Потом постоял в нерешительности и двинулся было к выходу на первый этаж. Неожиданно откуда-то из боковой двери выскочила жилистая цепкая рука и схватила гонца за шиворот, предварительно встряхнув как куклу. Перед испуганным новобранцем вырос, не выпуская его воротника из железных пальцев, Черный Ворон:

– Чего орешь? Взбесился, придурок!?

Ошарашенный новобранец, нервно переводя дух, выдавил заплетающимся языком:

– Вас требует к себе Гранд-мастер, срочно! Требует. Там из милиции человек… А Вас требуют!

Черный Ворон перевел сосредоточенный взгляд с новобранца к выходу на первый этаж, постоял, подумал. Отпустил воротник гонца и уверенно сделал три шага вперед. Потом, неожиданно, быстро вернулся и дал новобранцу крепкий молниеносный поджопник ногой.

– Чтоб не орал, гнида! – Процедил он сквозь зубы и исчез в проеме двери, ведущей на первый этаж. И опять воцарилась гулкая тишина. Новобранец, оставшийся один, потирая ушибленное место, с красными, как у кролика, глазами поплелся этажом выше.

– Да, Гранд-мастер, – долговязый Визирюк подобострастно вытянулся перед еще более долговязым и еще более, чем он, Визирюк, похожим на ворона человеком, и застыл, ожидая последующей информации.

Гранд-мастер, высокий, со странным детским лицом человек, но с самым высоким коэффициентом интеллекта во всем «Сообществе Первых Лиц», никогда не говорил сразу. А всегда подумав, даже если вопрос касался исключительно яичницы, вдруг скороговоркой выпаливал в собеседника то, что хотел сказать. Так же и сейчас, подойдя к стене и постояв рядом с несгораемым сейфом несколько минут, резко развернулся и медленно, предельно медленно, как никогда, сказал:

– Сейчас были из милиции. Есть информация, что в городе зверствует молодчик, дискредитирующий «Сообщество Первых Лиц» схожестью с членами сообщества. Его описание очень похоже на примерные данные человека, проникшего на складохранилище прошлой ночью. А также в связи с неприбытием гостей, информация о которых поступила еще сутки назад, приказываю: первое, создать две экстренные группы, каждая из которых отправляется на поиски двух вышеозначенных объектов. Старших групп назначишь сам. Второе, докладывать о ходе операции каждые полчаса. Третье, или к утру сведения у меня и раппорт об исполнении на столе и реализован на практике, или я тебя ликвидирую.
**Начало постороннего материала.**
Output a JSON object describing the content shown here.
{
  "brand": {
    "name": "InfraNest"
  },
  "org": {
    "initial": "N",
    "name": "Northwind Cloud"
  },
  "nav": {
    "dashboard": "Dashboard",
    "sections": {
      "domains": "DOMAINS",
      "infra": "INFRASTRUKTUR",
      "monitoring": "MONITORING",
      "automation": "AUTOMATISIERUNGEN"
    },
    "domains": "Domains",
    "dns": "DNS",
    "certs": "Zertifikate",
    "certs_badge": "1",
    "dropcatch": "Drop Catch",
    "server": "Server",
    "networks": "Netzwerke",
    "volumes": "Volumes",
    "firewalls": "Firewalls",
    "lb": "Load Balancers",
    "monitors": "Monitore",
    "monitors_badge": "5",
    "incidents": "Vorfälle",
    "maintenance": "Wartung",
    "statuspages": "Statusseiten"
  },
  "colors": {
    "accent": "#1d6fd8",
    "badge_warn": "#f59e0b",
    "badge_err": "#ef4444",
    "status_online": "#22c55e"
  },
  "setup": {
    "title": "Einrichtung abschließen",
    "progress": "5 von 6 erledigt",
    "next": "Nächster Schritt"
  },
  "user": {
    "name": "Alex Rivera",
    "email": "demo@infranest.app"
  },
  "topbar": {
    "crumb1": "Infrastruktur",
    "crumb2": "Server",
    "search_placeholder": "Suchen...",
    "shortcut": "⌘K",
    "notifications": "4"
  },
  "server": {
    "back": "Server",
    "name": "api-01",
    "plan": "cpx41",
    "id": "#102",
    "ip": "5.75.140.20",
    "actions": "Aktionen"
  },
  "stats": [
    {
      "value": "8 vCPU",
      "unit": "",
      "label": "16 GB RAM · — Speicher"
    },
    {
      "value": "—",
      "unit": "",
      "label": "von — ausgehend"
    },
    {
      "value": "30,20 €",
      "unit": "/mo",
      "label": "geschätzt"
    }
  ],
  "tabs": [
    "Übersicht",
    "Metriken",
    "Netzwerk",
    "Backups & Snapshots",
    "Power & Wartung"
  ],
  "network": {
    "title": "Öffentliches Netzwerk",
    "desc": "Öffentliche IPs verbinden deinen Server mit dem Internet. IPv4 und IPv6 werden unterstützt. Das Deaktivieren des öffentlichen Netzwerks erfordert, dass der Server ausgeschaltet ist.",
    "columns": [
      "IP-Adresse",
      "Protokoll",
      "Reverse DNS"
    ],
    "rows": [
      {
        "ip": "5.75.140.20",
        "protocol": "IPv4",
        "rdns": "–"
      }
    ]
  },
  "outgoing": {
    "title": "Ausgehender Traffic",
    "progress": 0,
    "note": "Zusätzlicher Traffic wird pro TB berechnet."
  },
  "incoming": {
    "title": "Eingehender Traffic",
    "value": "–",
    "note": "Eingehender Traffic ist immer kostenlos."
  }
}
Глаза двух членов «Сообщества Первых Лиц» встретились в неумолимом единоборстве. Внутренняя сила обоих не оставляла противнику места для удачи. Они поняли, что каждый играет только за себя, и в случае чего, это их последняя встреча. Через полминуты молчания Черный Ворон согласно кивнул:

– Разрешите исполнять операцию?

Гранд-мастер повернулся спиной и подошел к окну:

– В твоих же интересах, Моисей. Ты парень сообразительный. Удачи тебе, Черный Ворон!

– Есть.

Визирюк вышел за дверь, тихонечко прикрыл ее широкой пятерней и, злорадно ухмыльнувшись, прошептал почти про себя:

– А тебе удача больше не понадобится, засранец.

* * *

Иван Семенович, нервно заложив руки за спину, вышагивал взад и вперед вокруг широкой кровати, на которой клубочком свернулась его дочь. Прошло почти шесть часов с того времени, когда они должны были встретиться со Святославом на Лубянке, где Стрибог общался с одним из следователей прокуратуры по вопросам «Сообщества Первых Лиц». На этот раз разборки в правительстве за места в кабинете министров косвенным образом отразились на расположении тех людей, которые могли, но сейчас не сумели никак помочь в его деле. Прождав парня около полутора часов по настоянию Маши, они восвояси уехали в дом отца. И вот уже около четырех часов Маша, сначала бросавшаяся к каждому телефонному призвуку, отказавшись от еды, валялась здесь, в доме Ивана Семеновича, как безвольная игрушка, брошенная хозяином. Она чувствовала, что с ее новым другом стряслась какая-то беда, и от бессилия, а также от отсутствия информации лежала, раздавленная и покинутая, ни на что не надеясь.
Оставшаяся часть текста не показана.